Remembering our lost loved ones

The Mexican holiday of Día de los Muertes may seem macabre and downright odd to many people. I know it felt that way to me, until I learned more about it. This tradition, which translates to “Day of the Dead” in English, is worthy of respect, admiration, and adoption! It transforms the sadness of losing a loved one into something meaningful and even joyous. The celebration is about encouraging their dearly departed to return in spirit and to let them know they have not been forgotten.

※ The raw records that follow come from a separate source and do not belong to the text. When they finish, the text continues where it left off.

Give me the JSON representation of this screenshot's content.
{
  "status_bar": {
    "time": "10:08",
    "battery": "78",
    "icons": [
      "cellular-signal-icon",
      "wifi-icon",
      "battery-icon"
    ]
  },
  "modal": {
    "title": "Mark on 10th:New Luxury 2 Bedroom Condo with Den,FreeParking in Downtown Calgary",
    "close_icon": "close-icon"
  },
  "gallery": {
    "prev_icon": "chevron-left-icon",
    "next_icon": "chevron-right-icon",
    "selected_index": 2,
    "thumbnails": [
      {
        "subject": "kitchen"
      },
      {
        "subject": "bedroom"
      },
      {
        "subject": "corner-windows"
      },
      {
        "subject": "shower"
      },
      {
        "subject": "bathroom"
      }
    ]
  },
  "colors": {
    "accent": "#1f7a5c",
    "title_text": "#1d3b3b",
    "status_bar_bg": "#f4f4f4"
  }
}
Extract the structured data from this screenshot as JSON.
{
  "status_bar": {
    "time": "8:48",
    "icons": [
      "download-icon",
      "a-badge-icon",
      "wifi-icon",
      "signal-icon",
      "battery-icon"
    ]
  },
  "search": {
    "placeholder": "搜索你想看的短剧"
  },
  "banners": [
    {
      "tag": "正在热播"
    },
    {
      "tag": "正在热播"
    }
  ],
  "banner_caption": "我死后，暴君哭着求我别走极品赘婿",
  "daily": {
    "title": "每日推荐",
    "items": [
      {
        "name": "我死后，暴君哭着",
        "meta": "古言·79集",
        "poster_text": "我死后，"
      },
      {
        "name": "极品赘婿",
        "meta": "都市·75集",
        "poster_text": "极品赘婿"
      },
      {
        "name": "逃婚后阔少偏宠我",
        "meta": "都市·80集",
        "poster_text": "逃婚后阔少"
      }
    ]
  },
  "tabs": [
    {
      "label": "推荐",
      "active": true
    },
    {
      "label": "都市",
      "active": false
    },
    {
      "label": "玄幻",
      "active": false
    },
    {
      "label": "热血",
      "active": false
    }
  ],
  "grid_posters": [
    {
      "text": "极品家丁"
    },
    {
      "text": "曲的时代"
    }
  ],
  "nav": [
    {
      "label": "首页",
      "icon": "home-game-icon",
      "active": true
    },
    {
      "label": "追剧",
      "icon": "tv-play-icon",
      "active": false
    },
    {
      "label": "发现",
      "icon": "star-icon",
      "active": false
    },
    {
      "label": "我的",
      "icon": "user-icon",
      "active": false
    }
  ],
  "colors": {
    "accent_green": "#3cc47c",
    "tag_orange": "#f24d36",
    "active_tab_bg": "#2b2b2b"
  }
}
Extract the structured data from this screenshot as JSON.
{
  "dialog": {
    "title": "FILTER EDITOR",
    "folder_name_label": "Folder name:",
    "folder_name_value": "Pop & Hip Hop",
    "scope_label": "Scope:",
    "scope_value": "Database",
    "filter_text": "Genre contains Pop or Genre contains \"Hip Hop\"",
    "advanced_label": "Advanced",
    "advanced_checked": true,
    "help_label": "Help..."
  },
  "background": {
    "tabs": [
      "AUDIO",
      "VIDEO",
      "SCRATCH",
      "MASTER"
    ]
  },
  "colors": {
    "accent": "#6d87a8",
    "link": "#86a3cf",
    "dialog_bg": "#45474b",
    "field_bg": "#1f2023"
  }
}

A major symbol of the celebration is the calavera, a model of a skull made from either sugar or clay and colorfully decorated. Some people may turn away from this kind of imagery, finding it to be too disturbing, distasteful, or frightening. For many people, death is a topic to avoid at all costs. Yet many cultures and philosophies honor human mortality and the inevitability of death, seeing it as a route to enlightenment and even happiness. Stoicism is influenced by the ancient practice of memento mori–remembering we will die–as a kind of compass or guiding star for our limited time on earth.

One of the tenets of Buddhism is impermanence and being willing to let go of the human tendency to grasp or cling to anything. Buddhist monks create elaborate, painstaking works of art called mandalas using colored sand as their medium. Once their work is completed, there is a ceremony and viewing, after which the mandala is destroyed, swept into a pile and placed in a river to carry the blessings far and wide.